Consequences of that contract:
- If a provider fails to load, every mod that *requires* one of its services is disabled too, with an error naming the provider. Optional imports of a failed provider simply resolve to `NULL`.
- Mods whose **required** imports form a cycle all fail to load. If the cycle runs through an **optional** import, the loader breaks it there: the optional import still resolves, but its provider may not be initialized yet when you run.
- `svc_host->get_service(...)` is outside this system. It sees whatever is published at call time and gives no initialization-order guarantee, which also makes it the escape hatch for intentionally cyclic designs.
Mods shut down in reverse initialization order, so services you import remain safe to call from `mod_shutdown`.
Rules for providers:
- Service IDs are global and use reverse-DNS names (e.g. `com.mydomain.mod.service`)
- Every function pointer covered by your declared minor version must be populated.
- Within a major version, only append fields; never reorder, remove, or repurpose them.
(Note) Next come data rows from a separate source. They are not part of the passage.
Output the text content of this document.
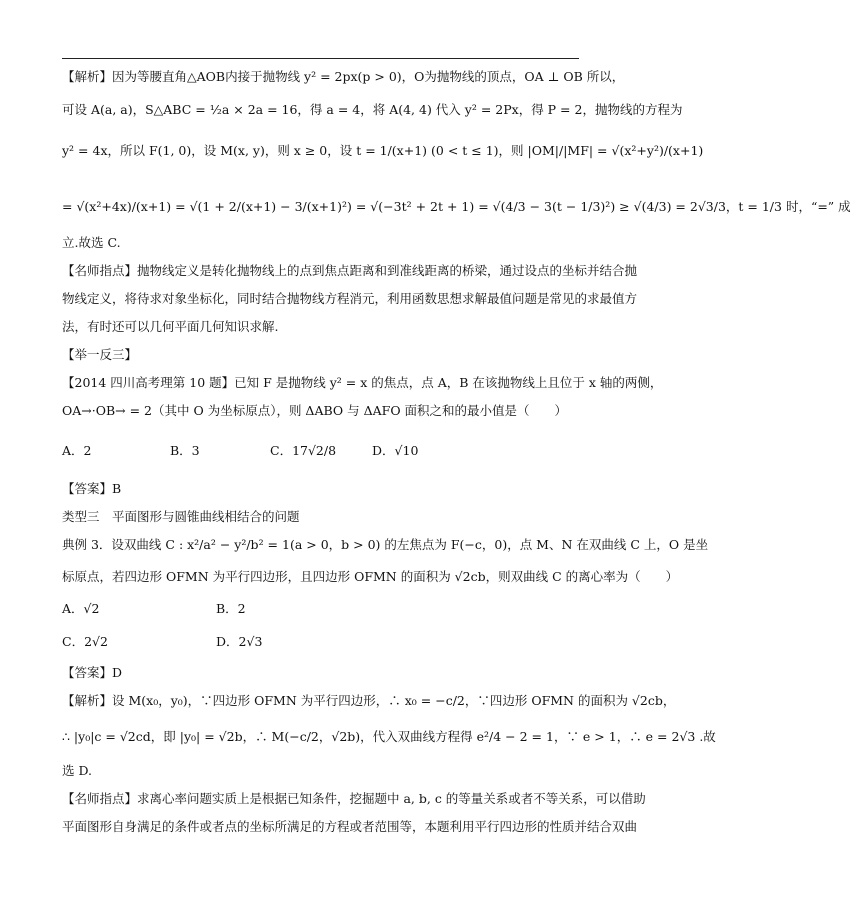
【解析】因为等腰直角△AOB内接于抛物线 y² = 2px(p > 0)，O为抛物线的顶点，OA ⊥ OB 所以，
可设 A(a, a)，S△ABC = ½a × 2a = 16，得 a = 4，将 A(4, 4) 代入 y² = 2Px，得 P = 2，抛物线的方程为
y² = 4x，所以 F(1, 0)，设 M(x, y)，则 x ≥ 0，设 t = 1/(x+1) (0 < t ≤ 1)，则 |OM|/|MF| = √(x²+y²)/(x+1)
= √(x²+4x)/(x+1) = √(1 + 2/(x+1) − 3/(x+1)²) = √(−3t² + 2t + 1) = √(4/3 − 3(t − 1/3)²) ≥ √(4/3) = 2√3/3，t = 1/3 时，“=” 成
立.故选 C.
【名师指点】抛物线定义是转化抛物线上的点到焦点距离和到准线距离的桥梁，通过设点的坐标并结合抛
物线定义，将待求对象坐标化，同时结合抛物线方程消元，利用函数思想求解最值问题是常见的求最值方
法，有时还可以几何平面几何知识求解.
【举一反三】
【2014 四川高考理第 10 题】已知 F 是抛物线 y² = x 的焦点，点 A，B 在该抛物线上且位于 x 轴的两侧，
OA→·OB→ = 2（其中 O 为坐标原点），则 ΔABO 与 ΔAFO 面积之和的最小值是（　　）
A．2	B．3	C．17√2/8	D．√10
【答案】B
类型三　平面图形与圆锥曲线相结合的问题
典例 3．设双曲线 C : x²/a² − y²/b² = 1(a > 0，b > 0) 的左焦点为 F(−c，0)，点 M、N 在双曲线 C 上，O 是坐
标原点，若四边形 OFMN 为平行四边形，且四边形 OFMN 的面积为 √2cb，则双曲线 C 的离心率为（　　）
A．√2	B．2
C．2√2	D．2√3
【答案】D
【解析】设 M(x₀，y₀)，∵四边形 OFMN 为平行四边形，∴ x₀ = −c/2，∵四边形 OFMN 的面积为 √2cb，
∴ |y₀|c = √2cd，即 |y₀| = √2b，∴ M(−c/2，√2b)，代入双曲线方程得 e²/4 − 2 = 1，∵ e > 1，∴ e = 2√3 .故
选 D.
【名师指点】求离心率问题实质上是根据已知条件，挖掘题中 a, b, c 的等量关系或者不等关系，可以借助
平面图形自身满足的条件或者点的坐标所满足的方程或者范围等，本题利用平行四边形的性质并结合双曲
Breaking changes require a major bump (which is, in effect, a new service).
- Only one provider per `(id, major)` pair may be registered; duplicates are load errors.
For services whose construction can't happen at static-init time, declare the export with `EXPORT_DEFERRED_SERVICE(...)` and publish the pointer later via `svc_host->publish_service(...)`. Consumers can fetch services dynamically with `svc_host->get_service(...)`; prefer manifest imports whenever possible, since they give the loader dependency information and fail fast with good errors.